Dr. Lawson: We have not seen rejection in any of the animals or humans that have been exposed to this tissue, which is actually quite remarkable. The tissue engineered vessels are intended to be a universal donor. We had to come up with a platform that allowed us to make blood vessels that would function like your blood vessel but could be available off the shelf in any hospital, anywhere in the country or the world. And so we had to take an approach of taking a universal donor, taking cells from in this case organ donors who donated aortic tissue just like they donate their hearts and their kidneys and their lungs. However to avoid rejection, we have to remove the donor cell and leave a decellularized matrix of tissue that the body doesn't reject and is actually repopulated by the patients own cells

So the patient that we saw that came in I noticed on the arm that didn’t have this bioengineered blood vessel he must’ve had a graft or several grafts?

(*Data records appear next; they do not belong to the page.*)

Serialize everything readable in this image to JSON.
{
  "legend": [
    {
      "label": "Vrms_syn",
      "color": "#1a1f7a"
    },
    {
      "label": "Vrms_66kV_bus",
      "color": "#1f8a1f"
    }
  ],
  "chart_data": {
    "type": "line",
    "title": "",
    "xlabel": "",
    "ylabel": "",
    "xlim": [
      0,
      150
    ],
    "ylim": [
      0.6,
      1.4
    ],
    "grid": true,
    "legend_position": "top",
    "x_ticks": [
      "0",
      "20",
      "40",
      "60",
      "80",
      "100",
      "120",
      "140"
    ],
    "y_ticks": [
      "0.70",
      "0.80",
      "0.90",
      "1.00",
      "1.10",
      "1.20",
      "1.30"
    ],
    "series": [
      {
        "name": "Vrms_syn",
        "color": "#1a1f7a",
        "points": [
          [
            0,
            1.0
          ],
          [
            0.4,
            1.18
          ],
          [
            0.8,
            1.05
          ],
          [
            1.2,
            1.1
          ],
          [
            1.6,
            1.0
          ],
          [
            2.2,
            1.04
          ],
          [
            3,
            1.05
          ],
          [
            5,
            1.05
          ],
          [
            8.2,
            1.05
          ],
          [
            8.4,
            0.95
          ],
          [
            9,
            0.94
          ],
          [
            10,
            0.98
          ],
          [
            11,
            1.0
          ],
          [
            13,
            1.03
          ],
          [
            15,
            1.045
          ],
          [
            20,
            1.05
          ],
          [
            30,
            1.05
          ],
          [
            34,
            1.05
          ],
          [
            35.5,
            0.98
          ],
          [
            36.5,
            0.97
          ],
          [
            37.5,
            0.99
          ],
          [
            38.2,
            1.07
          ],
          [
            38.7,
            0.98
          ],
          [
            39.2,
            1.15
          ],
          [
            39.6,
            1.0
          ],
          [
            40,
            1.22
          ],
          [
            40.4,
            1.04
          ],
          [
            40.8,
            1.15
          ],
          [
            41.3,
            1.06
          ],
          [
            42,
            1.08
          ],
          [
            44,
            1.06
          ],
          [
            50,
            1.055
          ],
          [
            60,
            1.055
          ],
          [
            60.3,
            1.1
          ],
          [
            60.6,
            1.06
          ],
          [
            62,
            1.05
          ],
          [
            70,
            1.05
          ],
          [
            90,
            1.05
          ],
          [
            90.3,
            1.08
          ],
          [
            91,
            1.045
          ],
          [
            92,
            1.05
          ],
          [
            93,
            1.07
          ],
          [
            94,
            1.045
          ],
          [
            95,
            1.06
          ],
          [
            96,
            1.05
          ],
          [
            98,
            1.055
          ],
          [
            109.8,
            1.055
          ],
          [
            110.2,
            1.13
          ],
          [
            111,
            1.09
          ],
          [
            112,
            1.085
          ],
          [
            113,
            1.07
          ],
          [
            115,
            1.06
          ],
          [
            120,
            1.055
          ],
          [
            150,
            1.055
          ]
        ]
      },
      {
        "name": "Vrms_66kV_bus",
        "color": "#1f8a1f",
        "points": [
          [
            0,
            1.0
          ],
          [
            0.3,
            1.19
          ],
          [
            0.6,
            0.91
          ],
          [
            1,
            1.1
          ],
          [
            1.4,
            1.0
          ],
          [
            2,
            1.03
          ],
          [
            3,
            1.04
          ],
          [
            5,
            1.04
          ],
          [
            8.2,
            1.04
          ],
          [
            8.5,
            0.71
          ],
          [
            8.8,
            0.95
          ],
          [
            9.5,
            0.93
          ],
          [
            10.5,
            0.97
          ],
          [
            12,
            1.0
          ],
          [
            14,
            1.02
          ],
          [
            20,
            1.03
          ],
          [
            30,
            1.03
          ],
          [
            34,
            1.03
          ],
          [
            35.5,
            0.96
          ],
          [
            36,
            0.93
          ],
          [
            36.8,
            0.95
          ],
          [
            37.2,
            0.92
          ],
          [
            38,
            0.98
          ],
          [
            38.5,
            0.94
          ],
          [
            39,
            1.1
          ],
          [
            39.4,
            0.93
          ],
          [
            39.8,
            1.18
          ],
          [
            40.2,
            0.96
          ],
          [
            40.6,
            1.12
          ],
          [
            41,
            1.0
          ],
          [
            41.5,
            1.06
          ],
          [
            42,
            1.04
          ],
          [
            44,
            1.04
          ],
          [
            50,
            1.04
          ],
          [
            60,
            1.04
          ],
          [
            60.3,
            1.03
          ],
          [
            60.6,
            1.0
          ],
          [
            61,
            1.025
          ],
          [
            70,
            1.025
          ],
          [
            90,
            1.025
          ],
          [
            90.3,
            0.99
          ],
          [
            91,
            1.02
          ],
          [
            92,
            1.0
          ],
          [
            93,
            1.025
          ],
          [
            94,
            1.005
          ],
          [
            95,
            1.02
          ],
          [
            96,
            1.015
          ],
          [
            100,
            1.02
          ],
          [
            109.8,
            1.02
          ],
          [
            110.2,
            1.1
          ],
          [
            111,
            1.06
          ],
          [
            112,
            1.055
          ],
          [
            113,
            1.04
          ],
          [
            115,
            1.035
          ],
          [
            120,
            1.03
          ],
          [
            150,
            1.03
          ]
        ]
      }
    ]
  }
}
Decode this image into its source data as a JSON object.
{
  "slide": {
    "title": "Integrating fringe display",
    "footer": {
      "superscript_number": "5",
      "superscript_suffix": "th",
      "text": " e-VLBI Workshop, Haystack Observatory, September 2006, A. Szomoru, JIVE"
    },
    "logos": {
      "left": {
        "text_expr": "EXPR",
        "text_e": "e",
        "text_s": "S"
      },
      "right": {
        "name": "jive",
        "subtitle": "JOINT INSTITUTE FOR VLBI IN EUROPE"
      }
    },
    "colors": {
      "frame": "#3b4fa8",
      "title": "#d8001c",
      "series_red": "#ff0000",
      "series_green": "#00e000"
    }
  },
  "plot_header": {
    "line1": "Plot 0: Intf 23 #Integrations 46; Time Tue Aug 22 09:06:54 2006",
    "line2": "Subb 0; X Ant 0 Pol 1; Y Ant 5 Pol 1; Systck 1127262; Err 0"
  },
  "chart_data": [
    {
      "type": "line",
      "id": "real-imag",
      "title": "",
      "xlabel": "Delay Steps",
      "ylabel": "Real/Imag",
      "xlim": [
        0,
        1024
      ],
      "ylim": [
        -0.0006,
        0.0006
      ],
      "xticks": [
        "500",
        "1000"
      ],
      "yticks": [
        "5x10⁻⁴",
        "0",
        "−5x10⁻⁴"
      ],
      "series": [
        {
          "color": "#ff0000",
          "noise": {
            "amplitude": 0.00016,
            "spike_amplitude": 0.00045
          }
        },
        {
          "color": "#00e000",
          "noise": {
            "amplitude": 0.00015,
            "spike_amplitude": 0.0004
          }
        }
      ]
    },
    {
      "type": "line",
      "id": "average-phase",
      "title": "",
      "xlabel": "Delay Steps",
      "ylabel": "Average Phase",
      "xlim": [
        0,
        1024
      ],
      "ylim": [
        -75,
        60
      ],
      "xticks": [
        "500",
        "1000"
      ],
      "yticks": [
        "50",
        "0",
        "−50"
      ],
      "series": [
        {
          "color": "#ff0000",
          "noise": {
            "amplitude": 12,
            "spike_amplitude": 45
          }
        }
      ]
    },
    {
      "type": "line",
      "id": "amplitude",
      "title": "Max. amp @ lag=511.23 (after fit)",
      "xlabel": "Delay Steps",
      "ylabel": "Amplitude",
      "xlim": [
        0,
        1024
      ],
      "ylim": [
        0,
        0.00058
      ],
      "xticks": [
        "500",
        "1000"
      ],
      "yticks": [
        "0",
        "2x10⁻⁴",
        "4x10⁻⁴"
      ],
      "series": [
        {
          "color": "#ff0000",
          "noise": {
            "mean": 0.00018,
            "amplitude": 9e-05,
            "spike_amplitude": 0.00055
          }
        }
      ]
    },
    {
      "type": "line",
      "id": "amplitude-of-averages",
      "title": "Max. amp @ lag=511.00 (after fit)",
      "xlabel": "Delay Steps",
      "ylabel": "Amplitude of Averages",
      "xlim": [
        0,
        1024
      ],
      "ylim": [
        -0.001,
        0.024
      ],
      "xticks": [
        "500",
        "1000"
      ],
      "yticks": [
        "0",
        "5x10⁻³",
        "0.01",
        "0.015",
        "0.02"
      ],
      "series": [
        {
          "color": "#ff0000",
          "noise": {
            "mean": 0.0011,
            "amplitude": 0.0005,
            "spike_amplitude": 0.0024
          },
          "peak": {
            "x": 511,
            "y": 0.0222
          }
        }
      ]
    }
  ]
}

Dr. Lawson: So that patient I’ve worked with for a number of years. In his left arm where he had, had initially what was called a fistula, that’s his own vein that was used for dialysis in his forearm, that then failed and that was replaced by an artificial vein in that area that again lasted for a period of time but then failed. Some of artificial grafts that were used in his arm became infected and had to be removed as we know can happen with the artificial vascular materials. Then, he had two other grafts placed in his upper arm that each worked for a period of time and that ultimately failed. I think both of them developed blood clots in them.

Those weren’t there before that happened because of the grafts?

Dr. Lawson: Exactly, so the things that you saw in his arms and particularly I think there’s one area where there’s a very large what looks like a knot and that’s what these patients live with. It’s very disfiguring. He’s had multiple, multiple operations over a number of years and remarkably he’s continued to do well. But when I asked him if he wanted to participate in this trial to test a new type of vascular graft, he was very interested.